Würdevoller Abgang: Jürgen Trittin bekommt nach seiner letzten Rede im Bundestag viel Beifall von Abgeordneten. Er saß 25 Jahre lang für ...
Würdevoller Abgang: Jürgen Trittin bekommt nach seiner letzten Rede im Bundestag viel Beifall von Abgeordneten. Er saß 25 Jahre lang für die Grünen im Parlament. | Bild: Kay Nietfeld/dpa

Sie meinen die Brandmauer?

Ich meine den demokratischen Konsens von der CDU bis zur Linkspartei, das zu verhindern, was in Skandinavien passiert ist. Dort sitzen die rechten Schwedendemokraten und Wahren Finnen in der Regierung. Wir haben in Deutschland diese Erfahrung schon einmal gemacht, und sie endete im Ende der Demokratie. Und das ist Lehre aus der Geschichte. Man darf Anti-Demokraten keine Macht übertragen. Sie erleben das gerade in Argentinien, wo der sogenannte Anarcho-Kapitalist Milei den Notstand bis zum Ende seiner Amtszeit ausrufen will.
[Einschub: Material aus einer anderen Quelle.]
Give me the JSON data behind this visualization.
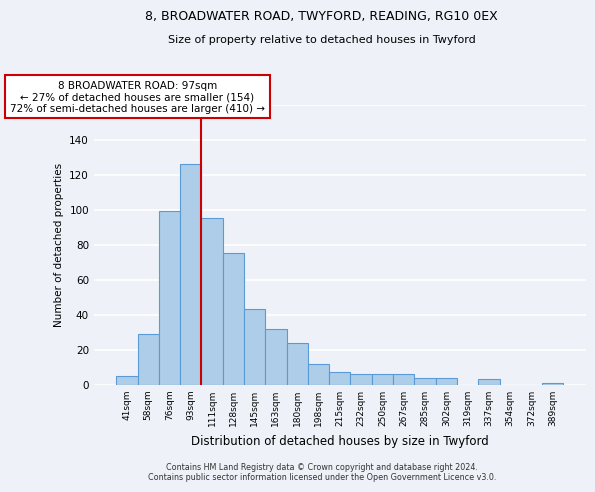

Sie werden jetzt wahrscheinlich erst einmal ein wenig ausspannen wollen. Verreisen Sie?

Ich fahre weg und ich habe das Privileg, darüber, wohin ich fahre, keinem mehr Auskunft geben zu müssen.

Werden Sie sich danach irgendwo politisch engagieren?

Ich werde kein unpolitischer Mensch werden. Aber wie ich dieses Politischsein auslebe, dafür muss ich zuvor erstmal wissen, wie es sich anfühlt, keine Abfolge von Sitzungen mehr zu haben. Das ist nämlich nicht gerade vergnügungssteuerpflichtig gewesen.